Visitors can stroll around Mystic Point where soggy, misty grounds give way to oversized statues, crumbling pillars, and treasures of the past that have been collected by the benevolent Lord Mystic. Likely to the tune of an old-time radio playing jazzy Hollywoodland standards, this area will prove equally as haunting as the famed queue line for the Twilight Zone Tower of Terror attractions.
But the real haunting begins in the manor on the hill.
The Ride
Mystic Manor itself abandons all precedent and rebuilds the “haunted house” ride from scratch. Forget 999 happy haunts, graveyards, and ghostly dinner parties – the forces of Mystic Manor are much older, and much stranger. The house, like the rest of the land, is an odd representation of dozens of cultures and architectural styles all sewn together into a surprisingly handsome mansion.

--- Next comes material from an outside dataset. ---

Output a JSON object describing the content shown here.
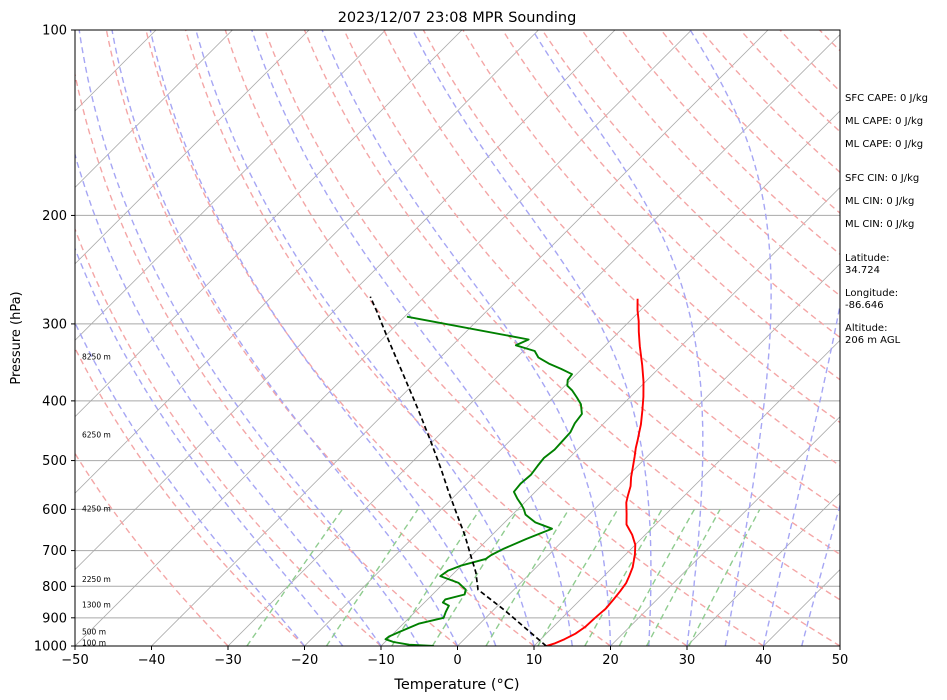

The inside of the home, we find, is just as foreign. Lord Mystic’s collection represents limitless cultures that recount his turn-of-the-century tour around the globe to remote locales. One particularly interesting piece of the collection is an old music box that has never been opened… until Lord Mystic’s curious friend (who, by the way, is a monkey) decides to see what’s inside.
The power released by the music box spreads through the house, bringing all of the home’s ancient artifacts (and the spirits that lie within) to life. What exactly will occur within the ride is (you guessed it) a mystery, but concept art displays scenes that are sure to delight: a medieval cannon blasting smoke rings and a corridor where an ancient booby-trap sends darts whizzing past riders (both effects likely based on the two international versions of the Indiana Jones Adventure).
In another scene, a Nordic god appears to breathe icy air across riders before they separately encounter an imposing Polynesian totem with red hot lava spilling from its mouth.
The Golden Sleighs
But even beyond the concept art, speculation has fans on the edge of their seat about the ride’s conveyance system. Gone is the tried-and-true Omnimover, a slow-moving conveyer belt system used in the other Haunted Mansions and on the new Little Mermaid rides in the U.S. Instead, rumors point to a re-use of the trackless, computer-guided system used in Tokyo’s Pooh’s Hunny Hunt and Aquatopia. Should that prove to be true, guests seated in golden sleighs will find themselves gliding about through the house; elegantly pulling into scenes, then backing out of them; even participating in close-encounter “dances” with other vehicles in a precisely choreographed encounter guided by a local positioning system.
Our Thoughts
Mystic Manor is sure to be the envy of Disney fans across the globe. It’s an incredible evolution of the Haunted Mansion concept, and boldly combines that timeless attraction with the atmosphere of the Tower of Terror and the ancient-curse genre of Indiana Jones Adventure, all wrapped up in a beautiful package with already-likable characters.
Mystic Manor seems poised to represent the next generation in Disney Parks technology and storytelling, and it appears that it will be worth the wait.